Study finds weight and sex affect medication effectiveness
New research from Leiden University suggests that body weight and sex play a larger role in how medications are absorbed and processed than previously thought. The findings indicate that standard dosing guidelines may not always be effective for overweight patients, raising questions about current medical practices.
Catherijne Knibbe, a hospital pharmacist at St. Antonius Hospital and professor of pharmacotherapy, has heard the same complaint from overweight patients many times: “Paracetamol doesn’t work for me.”
“Painkillers don’t always work well because the dose may be insufficient for someone who weighs more,” Knibbe said. “But in some cases, weight isn’t the issue at all. That’s why we are conducting more research.”
Despite the widespread use of medications, there is little research on how weight affects drug absorption. Koen van Rhee, a researcher at Leiden University, studied how medications for infectious diseases work in people with higher body weight. He collaborated with Knibbe and St. Antonius Hospital to analyze the effects of weight on drug distribution in the body.
Van Rhee’s research focused on two medications: the antibiotic ciprofloxacin and the antifungal drug fluconazole. No official guidelines existed for adjusting doses of these drugs based on weight, even though proper dosing is critical. Underdosing can make the medication ineffective, while overdosing increases the risk of serious side effects.
The study found that weight is not the only factor influencing drug absorption—sex also affects how medications work.
“Men are often heavier, but that doesn’t mean they always need higher doses of medication,” Van Rhee said. His study showed that a man and a woman who both weigh 80 kilograms require different doses of fluconazole to reach the same concentration in the blood. However, the same difference was not observed with ciprofloxacin.
“This means that it’s not just about weight or sex—it varies by medication,” Van Rhee explained.
For patients like Nienke Cnossen, getting the right medication dosage has been a challenge. Cnossen, who once weighed 172 kilograms, underwent two gastric reduction surgeries and lost over 100 kilograms. “Life has literally become lighter,” she said.
Despite her weight loss, Cnossen still faces medical challenges. She was eventually diagnosed with Ehlers-Danlos syndrome, a rare connective tissue disorder. “Being overweight didn’t help, but it wasn’t the cause of my condition,” she said.
Finding the right medication doses before and after her surgeries has been difficult. “How much should I take now that I’ve lost weight? Do I absorb it better or worse?” Cnossen said. These questions remain unresolved.

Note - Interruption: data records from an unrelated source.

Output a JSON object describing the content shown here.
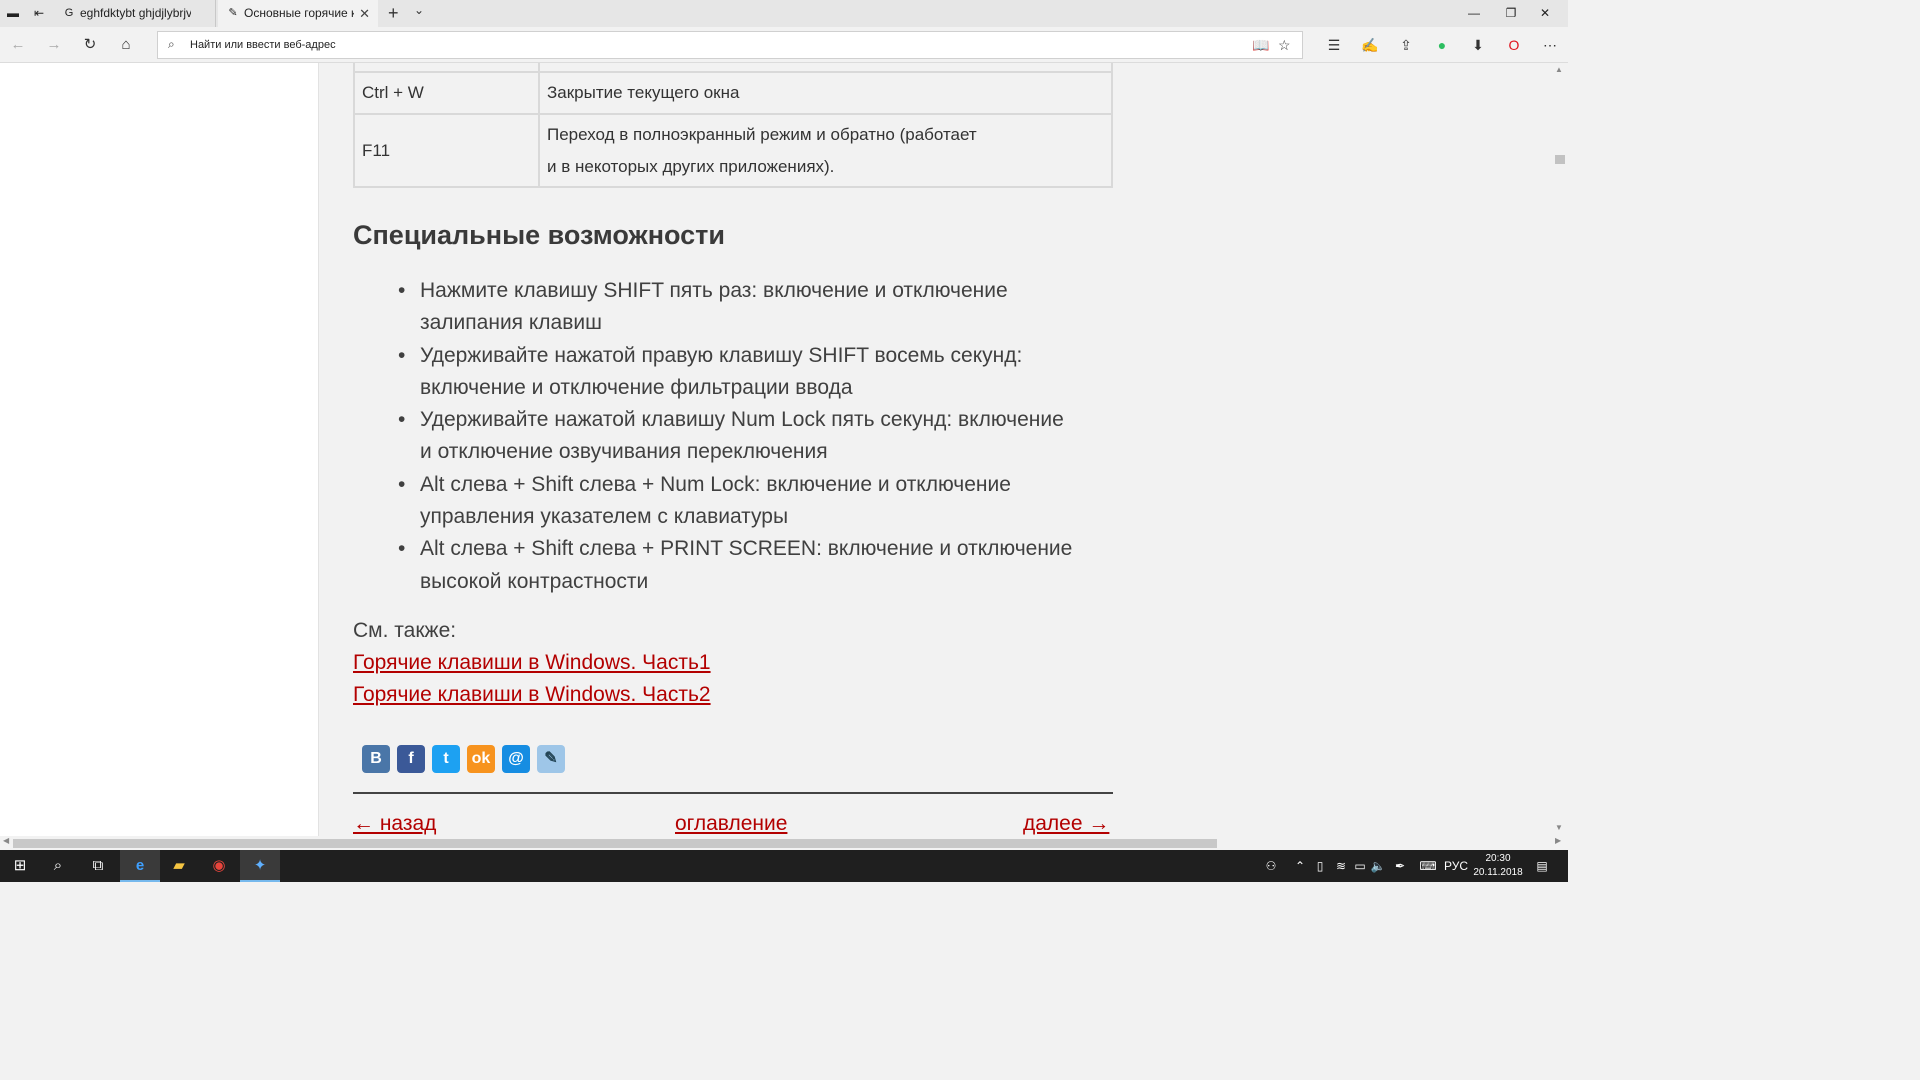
{
  "browser": {
    "tabs": [
      {
        "title": "eghfdktybt ghjdjlybrjv ghb ("
      },
      {
        "title": "Основные горячие кла"
      }
    ],
    "address_placeholder": "Найти или ввести веб-адрес"
  },
  "shortcuts_table": {
    "rows": [
      {
        "key": "Ctrl + W",
        "desc": "Закрытие текущего окна"
      },
      {
        "key": "F11",
        "desc_line1": "Переход в полноэкранный режим и обратно (работает",
        "desc_line2": "и в некоторых других приложениях)."
      }
    ]
  },
  "section": {
    "title": "Специальные возможности",
    "items": [
      {
        "line1": "Нажмите клавишу SHIFT пять раз: включение и отключение",
        "line2": "залипания клавиш"
      },
      {
        "line1": "Удерживайте нажатой правую клавишу SHIFT восемь секунд:",
        "line2": "включение и отключение фильтрации ввода"
      },
      {
        "line1": "Удерживайте нажатой клавишу Num Lock пять секунд: включение",
        "line2": "и отключение озвучивания переключения"
      },
      {
        "line1": "Alt слева + Shift слева + Num Lock: включение и отключение",
        "line2": "управления указателем с клавиатуры"
      },
      {
        "line1": "Alt слева + Shift слева + PRINT SCREEN: включение и отключение",
        "line2": "высокой контрастности"
      }
    ]
  },
  "see_also": {
    "label": "См. также:",
    "links": [
      "Горячие клавиши в Windows. Часть1",
      "Горячие клавиши в Windows. Часть2"
    ]
  },
  "social": {
    "icons": [
      "vk-icon",
      "facebook-icon",
      "twitter-icon",
      "odnoklassniki-icon",
      "mailru-icon",
      "livejournal-icon"
    ],
    "colors": {
      "vk": "#4a76a8",
      "facebook": "#3b5998",
      "twitter": "#1da1f2",
      "odnoklassniki": "#f7931e",
      "mailru": "#168de2",
      "livejournal": "#9ec6e8"
    }
  },
  "pager": {
    "prev": "← назад",
    "toc": "оглавление",
    "next": "далее →"
  },
  "taskbar": {
    "lang": "РУС",
    "time": "20:30",
    "date": "20.11.2018"
  },
  "colors": {
    "link": "#b30000",
    "text": "#404040",
    "page_bg": "#f2f2f2"
  }
}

Ömrüm Aydin, chair of the Dutch Foundation for Overweight (Nederlandse Stichting Over Gewicht), emphasized the importance of addressing bias in healthcare.
“It is critical to break the stigma surrounding obesity to improve healthcare for overweight patients,” Aydin said. “If people believe that being overweight is entirely the patient’s fault, there’s little motivation to conduct further research or ensure treatments are covered.”

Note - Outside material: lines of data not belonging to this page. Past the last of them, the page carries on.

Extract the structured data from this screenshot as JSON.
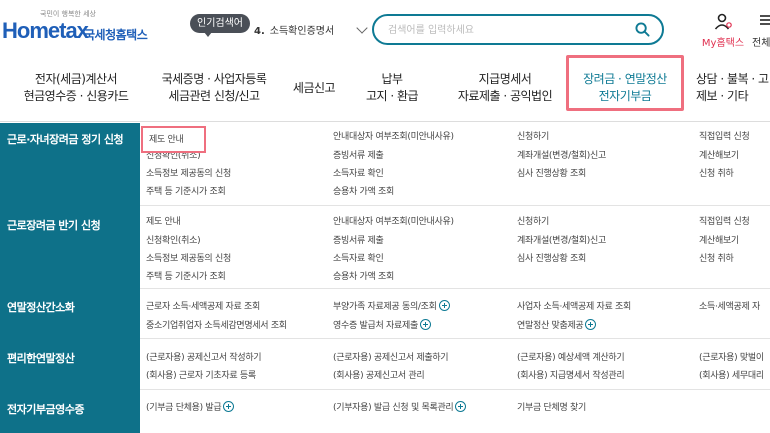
{
  "header": {
    "logo_tagline": "국민이 행복한 세상",
    "logo_wordmark": "Hometax",
    "logo_korean": "국세청홈택스",
    "popular_badge": "인기검색어",
    "popular_keyword": {
      "rank": "4.",
      "text": "소득확인증명서"
    },
    "search": {
      "placeholder": "검색어를 입력하세요"
    },
    "my_hometax": "My홈택스",
    "extra_link": "전체"
  },
  "gnb": [
    {
      "line1": "전자(세금)계산서",
      "line2": "현금영수증 · 신용카드"
    },
    {
      "line1": "국세증명 · 사업자등록",
      "line2": "세금관련 신청/신고"
    },
    {
      "line1": "세금신고",
      "line2": ""
    },
    {
      "line1": "납부",
      "line2": "고지 · 환급"
    },
    {
      "line1": "지급명세서",
      "line2": "자료제출 · 공익법인"
    },
    {
      "line1": "장려금 · 연말정산",
      "line2": "전자기부금"
    },
    {
      "line1": "상담 · 불복 · 고",
      "line2": "제보 · 기타"
    }
  ],
  "categories": [
    {
      "title": "근로·자녀장려금 정기 신청",
      "links": [
        [
          "제도 안내",
          "안내대상자 여부조회(미안내사유)",
          "신청하기",
          "직접입력 신청"
        ],
        [
          "신청확인(취소)",
          "증빙서류 제출",
          "계좌개설(변경/철회)신고",
          "계산해보기"
        ],
        [
          "소득정보 제공동의 신청",
          "소득자료 확인",
          "심사 진행상황 조회",
          "신청 취하"
        ],
        [
          "주택 등 기준시가 조회",
          "승용차 가액 조회",
          "",
          ""
        ]
      ]
    },
    {
      "title": "근로장려금 반기 신청",
      "links": [
        [
          "제도 안내",
          "안내대상자 여부조회(미안내사유)",
          "신청하기",
          "직접입력 신청"
        ],
        [
          "신청확인(취소)",
          "증빙서류 제출",
          "계좌개설(변경/철회)신고",
          "계산해보기"
        ],
        [
          "소득정보 제공동의 신청",
          "소득자료 확인",
          "심사 진행상황 조회",
          "신청 취하"
        ],
        [
          "주택 등 기준시가 조회",
          "승용차 가액 조회",
          "",
          ""
        ]
      ]
    },
    {
      "title": "연말정산간소화",
      "links": [
        [
          "근로자 소득·세액공제 자료 조회",
          "부양가족 자료제공 동의/조회",
          "사업자 소득·세액공제 자료 조회",
          "소득·세액공제 자"
        ],
        [
          "중소기업취업자 소득세감면명세서 조회",
          "영수증 발급처 자료제출",
          "연말정산 맞춤제공",
          ""
        ]
      ]
    },
    {
      "title": "편리한연말정산",
      "links": [
        [
          "(근로자용) 공제신고서 작성하기",
          "(근로자용) 공제신고서 제출하기",
          "(근로자용) 예상세액 계산하기",
          "(근로자용) 맞벌이"
        ],
        [
          "(회사용) 근로자 기초자료 등록",
          "(회사용) 공제신고서 관리",
          "(회사용) 지급명세서 작성관리",
          "(회사용) 세무대리"
        ]
      ]
    },
    {
      "title": "전자기부금영수증",
      "links": [
        [
          "(기부금 단체용) 발급",
          "(기부자용) 발급 신청 및 목록관리",
          "기부금 단체명 찾기",
          ""
        ]
      ]
    }
  ],
  "colors": {
    "brand": "#1f5fb8",
    "side_panel": "#0e7189",
    "highlight": "#ef6f7f",
    "accent": "#0e7a94"
  }
}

Van Rhee hopes his findings will be quickly applied in clinical settings. “The great thing about this research is that it can be implemented immediately in practice,” he said. “And we don’t need huge test groups—55 patients are enough to study two medications.”
Cnossen, now an advocate for overweight patients, frequently speaks with doctors to help improve healthcare for people struggling with obesity. Many of their concerns remain unanswered.
“How does my weight affect surgery? Will painkillers work properly? What can I do myself?” she said.